Kâbe’ye yakın bir mesafede Efendimiz’in (SAV) doğduğu ev bulunuyor. Yıkılmasaydı bugüne kadar nasıl gelirdi bilinmez, fakat Suud yönetimi malum Vehhâbî inancı gereği bu evi yıktırarak yerine kütüphane adı altında son derece sıradan, daha doğru ifadesiyle “uyduruk” bir bina kondurmuş.

Arafat bölgesinde Rahmet Tepesi

Arafat bölgesinde Rahmet Tepesi

Biraz da Mekke’nin dışına çıkalım. Şehrin 20 km kadar güneydoğusunda Arafat denilen mıntıka bulunuyor. Arafat, geneli itibarıyla düzlük bir alan. İçerisinde Cebel-i Rahme (Rahmet Tepesi) denilen bir tepe bulunuyor. Haccın şartlarından biri, Arafat bölgesinde “vakfe” yapmak, yani bir süre durmak. Bu yüzden hacı adayları Kurban Bayramı arefesinde Arafat’ta bulunuyorlar.

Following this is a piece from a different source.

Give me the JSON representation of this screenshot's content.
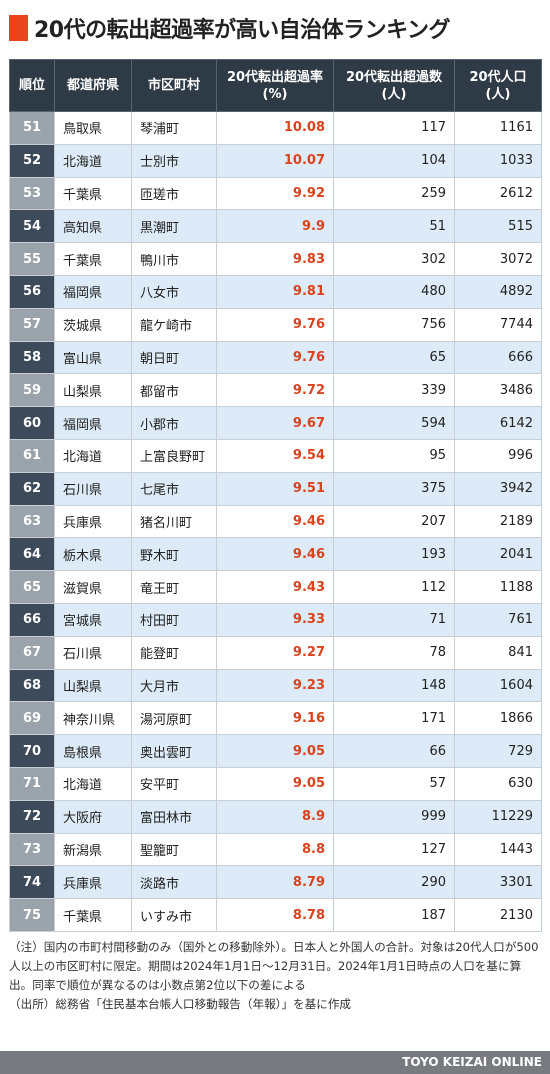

Nemire Mescidi'nin uzaktan görünüşü

Nemire Mescidi’nin uzaktan görünüşü

İslam âlimlerinin yorumuna göre cennetten çıkarılan Hz. Âdem (AS) Hindistan ya da Seylan (Serendib) Adası’na, Hz. Havva ise Cidde’ye inmiş, sonra Allah’a yakarmaları neticesinde Arafat’ta buluşmuşlar. Cebrail (AS) haccın nasıl yapılacağını Hz. İbrahim’e (AS) burada göstermiş. Peygamber Efendimiz’in (SAV) de hac sırasında vakfesini Rahmet Tepesi’nde yaptığı, bir insan hakları manifestosu olan Veda Hutbesi’ni Arafat’ta, bugünkü Nemire Mescidi’nin bulunduğu mıntıkada irad ettiği tarihi kayıtlar arasında.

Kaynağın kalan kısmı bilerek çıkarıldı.